Leggett & Platt, Incorporated is a manufacturer that conceives, designs and produces a range of engineered components and products found in homes, offices and automobiles. The Company operates in four segments: Residential Furnishings, Commercial Products, Industrial Materials and Specialized Products.
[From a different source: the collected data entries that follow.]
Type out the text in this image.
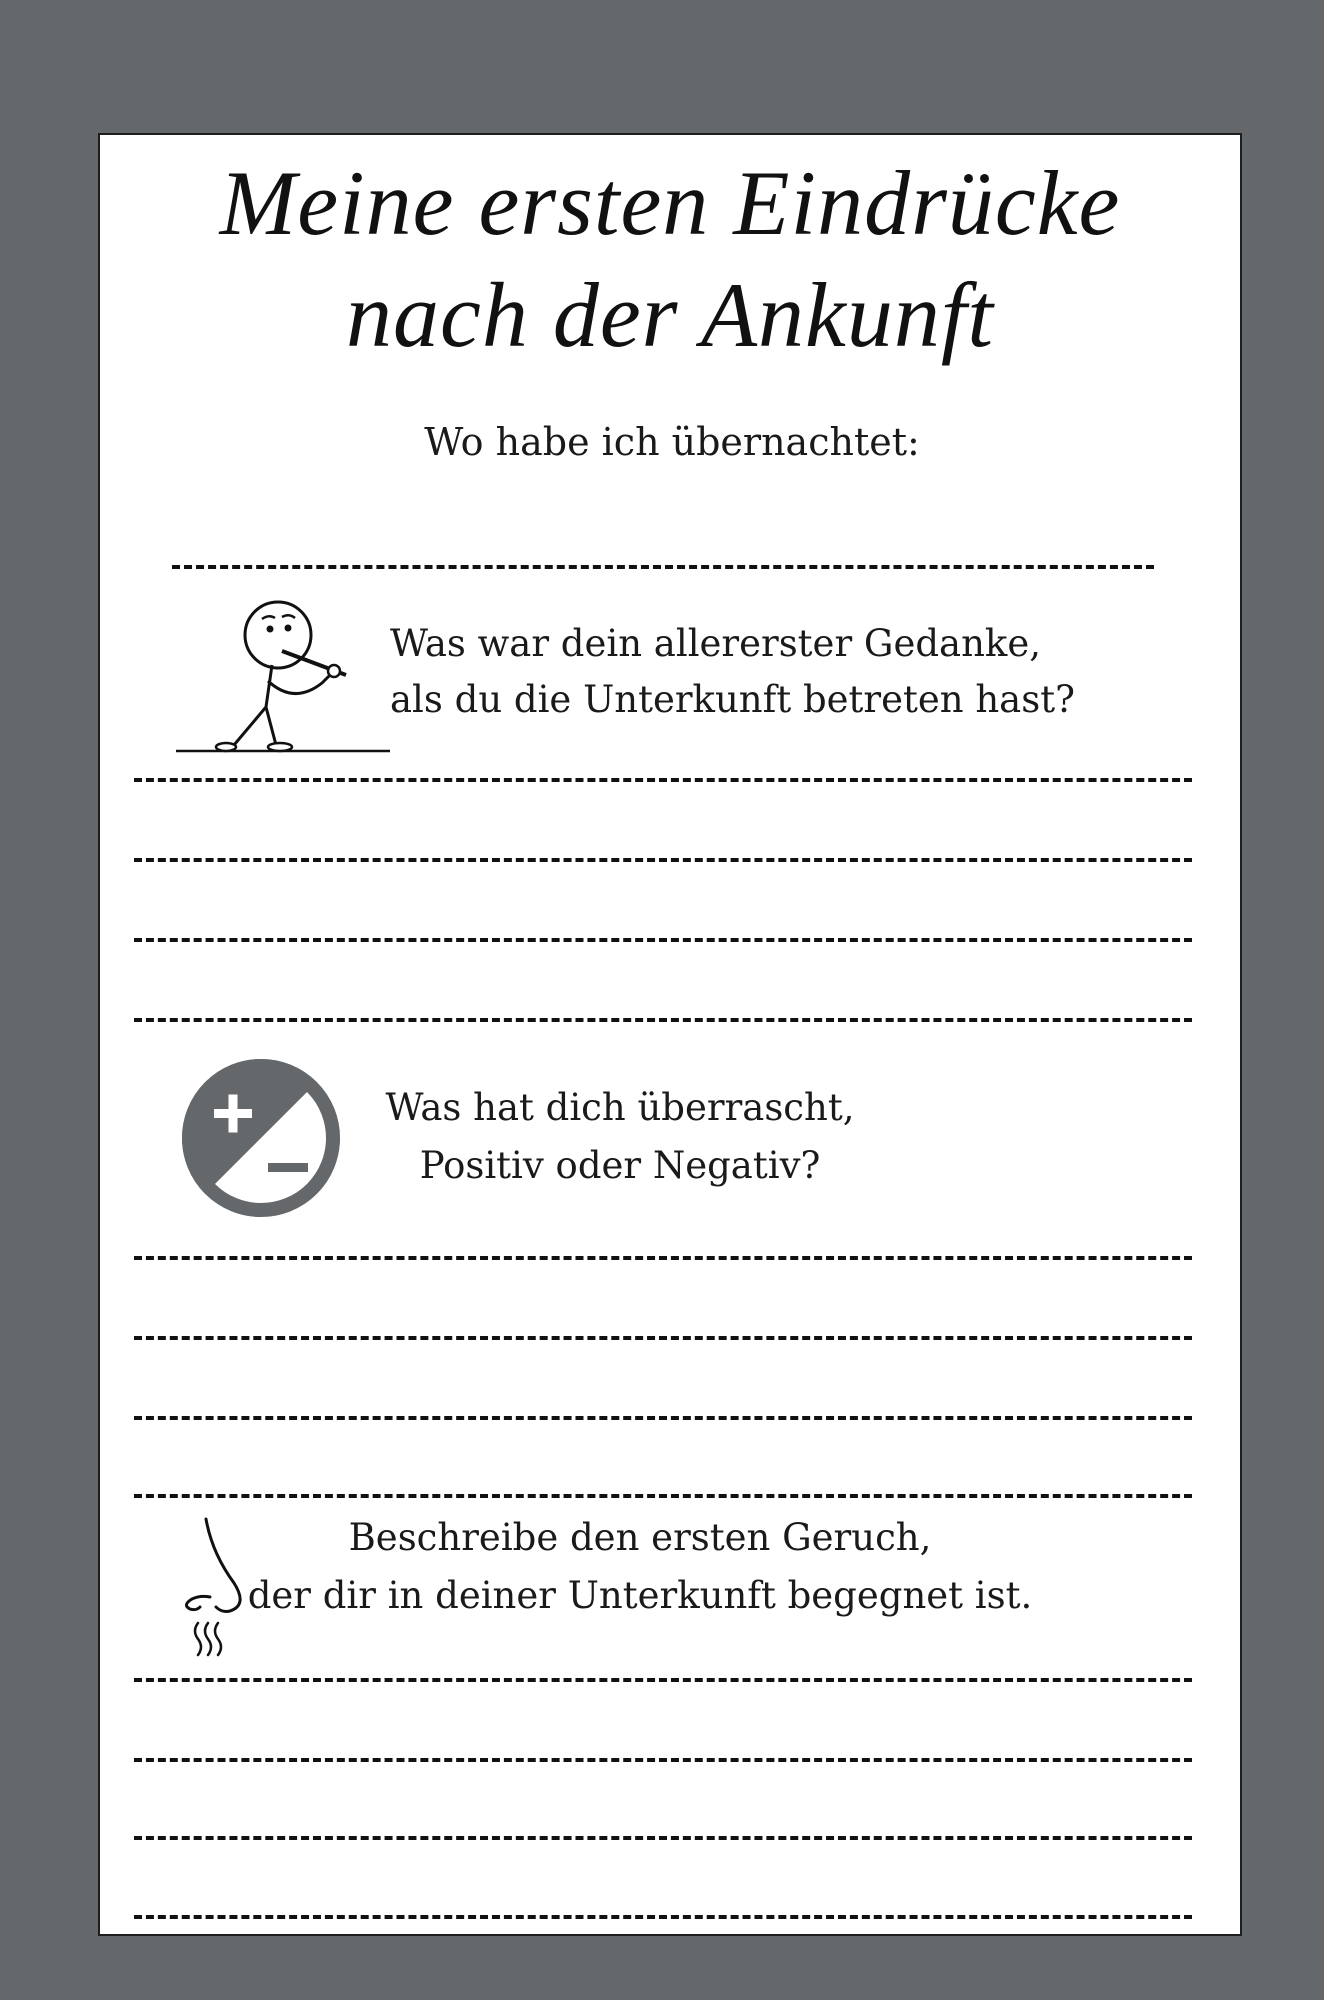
Meine ersten Eindrücke
nach der Ankunft
Wo habe ich übernachtet:
Was war dein allererster Gedanke,
als du die Unterkunft betreten hast?
Was hat dich überrascht,
Positiv oder Negativ?
Beschreibe den ersten Geruch,
der dir in deiner Unterkunft begegnet ist.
Its brands include ComfortCore, Mira-Coil, VertiCoil, Quantum, Nanocoil, Lura-Flex and Active Support Technology, which includes mattress innersprings; Semi-Flex, which includes box spring components and foundations; Spuhl, which includes mattress innerspring manufacturing machines; Wall Hugger, which includes recliner chair mechanisms; Super Sagless, which includes motion and sofa sleeper mechanisms; No-Sag, which includes wire forms used in seating; LPSense, which includes capacitive sensing; Hanes, which includes fabric materials; Schukra, Pullmaflex and Flex-O-Lator, which includes automotive seating products, and Gribetz and Porter, which includes quilting and sewing machines.

LEGGETT & PLATT, INCORPORATED (NYSE:LEG) Recent Trading Information

LEGGETT & PLATT, INCORPORATED (NYSE:LEG) closed its last trading session down -0.34 at 53.16 with 673,711 shares trading hands.